If you live opposite the vacant site in Northumberland that was supposed to become the Britishvolt ‘gigafactory’ pumping out batteries for the electric car industry, or near the Vestas wind turbine plant on the Isle of Wight where half the 600 workers have been told they face redundancy, you might just struggle to believe that Britain is in the midst of a net zero jobs boom.
Yet that is the striking claim that is being made by CBI Economics and the Energy and Climate Intelligence Unit (ECIU).
The net zero sector, it says, grew by 10.1 per cent last year, added £83.1 billion in gross value added (GVA) and accounted for 951,000 full-time jobs – an additional 125,700 created in the past three years.
This is, needless to say, what Ed Miliband wants us to believe. He has responded to the report by saying: ‘These numbers speak for themselves. Net zero is essential to growth, and money in working people’s pockets.’
Except, of course, the numbers don’t speak for themselves. They mean very little without understanding how a ‘net zero job’ is defined. This, however, is where it becomes a little opaque. The back of the report does include an appendix on methodology, but it doesn’t quite answer the question: are these all really jobs that wouldn’t exist were it not for the government’s legally-mandated net zero target?
Among the businesses included in the survey, it says, are ‘organisations dedicated to energy management and energy infrastructure development’, ‘companies focusing on landfill management’ and ‘companies providing energy from low-carbon sources’. This would appear potentially to include any company involved in the running of the National Grid, any company running a landfill site and the entire staff of the nuclear industry. Yet all these industries would exist if we didn’t have a net zero target.
I asked the Energy and Climate Intelligence Unit for some clarity on these points. What counts and does not count as a net zero business, it told me, is defined by an algorithm developed by a company called The Data City. This, it said, ‘uses specific criteria to determine “relevance” to net zero’.
‘As a result,’ it went on, ‘we exclude businesses whose main activities are not related to net zero, which means that decarbonisation activities in traditional sectors are not captured.’ It said ‘waste incinerators or oil and gas companies would not be included’.
Yet that would still seem to allow counting the entire nuclear industry as a net zero industry, even though it has existed since the 1950s, long before climate change became an issue. It would also appear to leave open the possibility that the entire staff of National Grid might be counted.
I asked for a list of the companies which are counted as part of the net zero economy but was told: ‘We cannot provide the full list of businesses … as it is proprietary data from The Data City, which we have paid for access to.’ If they have paid for it, I don’t see why they can’t pass it on to me, but no matter.
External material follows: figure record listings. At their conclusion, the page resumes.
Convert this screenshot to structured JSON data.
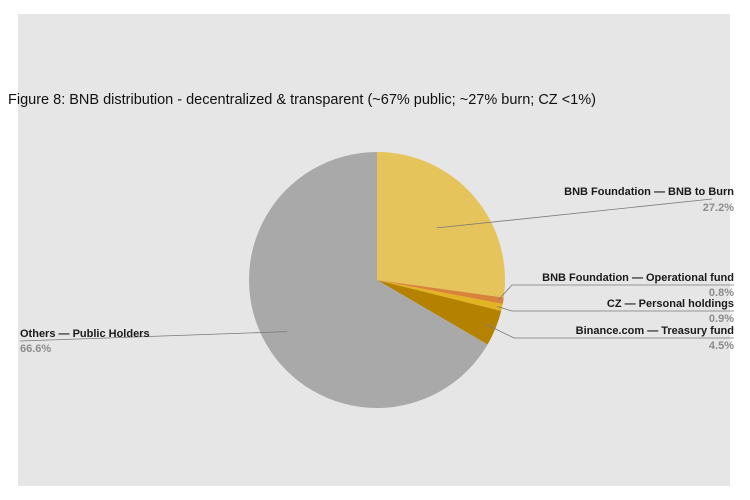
{
  "chart_data": {
    "type": "pie",
    "title": "Figure 8: BNB distribution - decentralized & transparent (~67% public; ~27% burn; CZ <1%)",
    "slices": [
      {
        "label": "BNB Foundation — BNB to Burn",
        "value": 27.2,
        "value_label": "27.2%",
        "color": "#e6c45c"
      },
      {
        "label": "BNB Foundation — Operational fund",
        "value": 0.8,
        "value_label": "0.8%",
        "color": "#d9833a"
      },
      {
        "label": "CZ — Personal holdings",
        "value": 0.9,
        "value_label": "0.9%",
        "color": "#e3b422"
      },
      {
        "label": "Binance.com — Treasury fund",
        "value": 4.5,
        "value_label": "4.5%",
        "color": "#b58200"
      },
      {
        "label": "Others — Public Holders",
        "value": 66.6,
        "value_label": "66.6%",
        "color": "#a9a9a9"
      }
    ],
    "start": "12 o'clock",
    "direction": "clockwise"
  }
}
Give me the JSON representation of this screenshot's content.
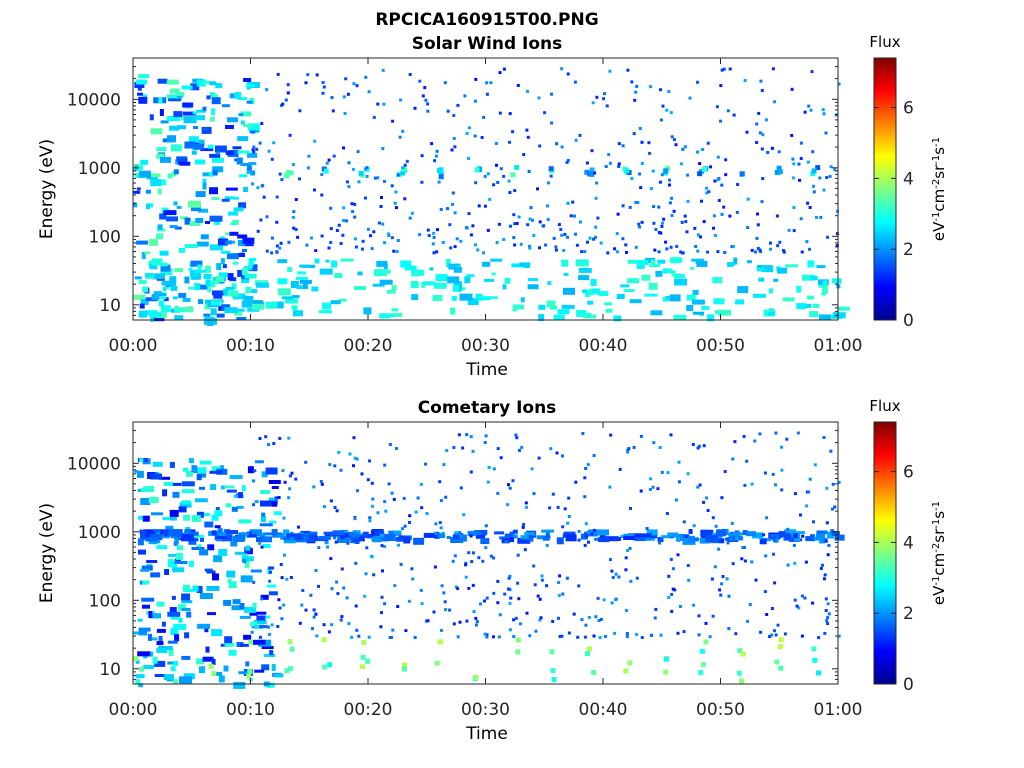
{
  "figure_title": "RPCICA160915T00.PNG",
  "chart_data": [
    {
      "type": "heatmap",
      "title": "Solar Wind Ions",
      "xlabel": "Time",
      "ylabel": "Energy (eV)",
      "x_ticks": [
        "00:00",
        "00:10",
        "00:20",
        "00:30",
        "00:40",
        "00:50",
        "01:00"
      ],
      "xlim": [
        "00:00",
        "01:00"
      ],
      "y_scale": "log",
      "y_ticks": [
        "10",
        "100",
        "1000",
        "10000"
      ],
      "ylim": [
        6,
        40000
      ],
      "colorbar": {
        "title": "Flux",
        "label": "eV-1cm-2sr-1s-1",
        "range": [
          0,
          7.4
        ],
        "ticks": [
          "0",
          "2",
          "4",
          "6"
        ],
        "colormap": "jet"
      },
      "features": [
        {
          "time": "00:00-00:10",
          "energy": [
            6,
            25000
          ],
          "flux": [
            1,
            3.5
          ]
        },
        {
          "time": "00:00-01:00",
          "energy": [
            800,
            1100
          ],
          "flux": [
            1.5,
            3.5
          ],
          "note": "periodic bursts every ~3 min"
        },
        {
          "time": "00:00-01:00",
          "energy": [
            7,
            50
          ],
          "flux": [
            2.2,
            3.2
          ]
        },
        {
          "time": "00:10-01:00",
          "energy": [
            60,
            30000
          ],
          "flux": [
            1,
            2.2
          ],
          "note": "sparse scattered pixels"
        }
      ]
    },
    {
      "type": "heatmap",
      "title": "Cometary Ions",
      "xlabel": "Time",
      "ylabel": "Energy (eV)",
      "x_ticks": [
        "00:00",
        "00:10",
        "00:20",
        "00:30",
        "00:40",
        "00:50",
        "01:00"
      ],
      "xlim": [
        "00:00",
        "01:00"
      ],
      "y_scale": "log",
      "y_ticks": [
        "10",
        "100",
        "1000",
        "10000"
      ],
      "ylim": [
        6,
        40000
      ],
      "colorbar": {
        "title": "Flux",
        "label": "eV-1cm-2sr-1s-1",
        "range": [
          0,
          7.4
        ],
        "ticks": [
          "0",
          "2",
          "4",
          "6"
        ],
        "colormap": "jet"
      },
      "features": [
        {
          "time": "00:00-00:12",
          "energy": [
            6,
            12000
          ],
          "flux": [
            0.8,
            3.2
          ]
        },
        {
          "time": "00:00-01:00",
          "energy": [
            7,
            30
          ],
          "flux": [
            2.5,
            4.2
          ],
          "note": "periodic bursts every ~3 min"
        },
        {
          "time": "00:00-01:00",
          "energy": [
            800,
            1100
          ],
          "flux": [
            1.2,
            2.2
          ]
        },
        {
          "time": "00:10-01:00",
          "energy": [
            30,
            30000
          ],
          "flux": [
            1,
            2.2
          ],
          "note": "sparse scattered pixels"
        }
      ]
    }
  ]
}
I did also contact The Data City for some clarity, but I haven’t yet received a response.
The figures make little sense, either, unless they are balanced against the jobs that are being lost as a result of net zero commitments. The ECIU doesn’t claim its figure to be a net figure. But we can at least tot up a few of the job losses from businesses which themselves have blamed net zero targets as being at least part of the reason for plant closures: 2,800 jobs at Port Talbot and other plants run by Tata Steel, 1,100 jobs to be lost with the closure of the Vauxhall plant in Luton, 400 jobs to be lost with the closure of the Grangemouth oil refinery. It is no compensation to these employees that, say, a local authority has created a post as ‘net zero delivery officer’ or a carbon trading company has created a few jobs in the City.
The International Renewable Energy Agency is certainly not so bullish about Britain’s green sector. The UK, it estimates, has 57,000 jobs involved directly in renewable energy, just 0.35 per cent of global jobs in the sector – in spite of Britain accounting for around 1 per cent of the global population.
China, on the other hand, accounts for 7.3 million of the 16.2 million jobs worldwide. That doesn’t exactly breed confidence in Britain’s net zero sector. By frantically trying to expand wind and solar energy to try to reach net zero, we are certainly creating jobs – but a rather large number of them appear to be in China, which is making our solar panels, wind turbines and much else besides.